Alter faillit se lancer dans un numéro de séduction, en invoquant leur passé, les sentiments qu’ils avaient eu l’un pour l’autre, mais le regard de la jeune femme l’arrêta net. Il faisait fausse route et elle était au courant de tout ce qu’impliquait la présence du prophète dans son service. Il décida de jouer franc-jeu.
— Tu as déjà eu d’autres propositions ?
Elle fit oui de la tête tout en le regardant avec un sourire moqueur.
— Je peux te demander qui et combien ?
Elle fit non de la tête.
Alter soupira. Il hésita à avancer un chiffre, sachant fort bien que certains de ses confrères disposaient de trésoreries bien plus abondantes que lui. Pris d’une inspiration il proposa :
— Si tu es libre je peux t’emmener au restaurant. Qu’en dis-tu ?
— Tu veux me faire encore ton numéro de tombeur de ses dames…
— Non, mais je trouve sordide de discuter d’argent comme ça dans un coin de parking.
Prita hocha la tête, visiblement séduite.
— Ça pourrait se faire. Mais je voudrais d’abord passer chez moi pour me changer.
— Pas de problème. Je peux t’emmener, j’ai droit à un véhicule de fonction. Tu habites toujours cours du Progrès ?
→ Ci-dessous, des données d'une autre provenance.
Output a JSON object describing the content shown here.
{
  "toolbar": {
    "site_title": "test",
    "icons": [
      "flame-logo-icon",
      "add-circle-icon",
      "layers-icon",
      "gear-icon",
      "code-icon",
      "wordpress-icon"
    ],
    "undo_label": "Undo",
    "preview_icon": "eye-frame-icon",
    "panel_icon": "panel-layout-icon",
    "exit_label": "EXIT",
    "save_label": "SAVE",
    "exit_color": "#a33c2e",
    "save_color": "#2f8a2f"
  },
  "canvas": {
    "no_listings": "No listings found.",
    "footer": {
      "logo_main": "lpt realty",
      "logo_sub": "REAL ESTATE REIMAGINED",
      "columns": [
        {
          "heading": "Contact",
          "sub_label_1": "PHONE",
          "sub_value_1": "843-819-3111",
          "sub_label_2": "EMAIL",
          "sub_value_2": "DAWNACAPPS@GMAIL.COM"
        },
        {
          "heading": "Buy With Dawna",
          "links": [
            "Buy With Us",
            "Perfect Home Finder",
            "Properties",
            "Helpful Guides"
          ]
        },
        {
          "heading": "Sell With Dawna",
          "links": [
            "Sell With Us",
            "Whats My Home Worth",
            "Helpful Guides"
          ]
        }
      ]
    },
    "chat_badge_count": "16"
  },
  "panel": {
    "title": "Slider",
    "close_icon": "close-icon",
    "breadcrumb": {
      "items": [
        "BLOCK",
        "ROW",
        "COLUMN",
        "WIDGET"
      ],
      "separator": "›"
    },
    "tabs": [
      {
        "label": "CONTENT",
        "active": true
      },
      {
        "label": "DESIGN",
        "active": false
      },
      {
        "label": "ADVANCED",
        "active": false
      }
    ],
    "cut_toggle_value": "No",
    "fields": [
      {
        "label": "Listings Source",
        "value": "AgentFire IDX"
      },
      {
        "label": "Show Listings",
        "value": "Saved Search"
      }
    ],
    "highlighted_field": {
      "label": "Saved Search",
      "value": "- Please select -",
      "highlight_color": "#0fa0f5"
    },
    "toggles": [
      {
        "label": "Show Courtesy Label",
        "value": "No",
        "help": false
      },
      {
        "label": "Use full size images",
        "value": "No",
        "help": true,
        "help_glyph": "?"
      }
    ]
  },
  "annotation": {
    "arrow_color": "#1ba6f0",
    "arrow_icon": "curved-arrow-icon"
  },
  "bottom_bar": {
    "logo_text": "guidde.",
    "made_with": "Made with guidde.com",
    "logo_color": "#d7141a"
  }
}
— Tu t’en rappelles ? Non, j’ai déménagé, mais c’est dans le même quartier.
Ils montèrent dans une camionnette. La jeune femme fit la moue en découvrant l’intérieur spartiate du véhicule.
— J’ai l’impression que le carrosse n’a pas attendu minuit pour se transformer en citrouille.
Alter rit.
— C’est un engin destiné aux transports urgents d'équipes et de matériel de tournage sur les lieux des événements. Je n’ai pas droit aux limousines des grands chefs.
Il mis le contact et le véhicule avança vers la sortie du parking.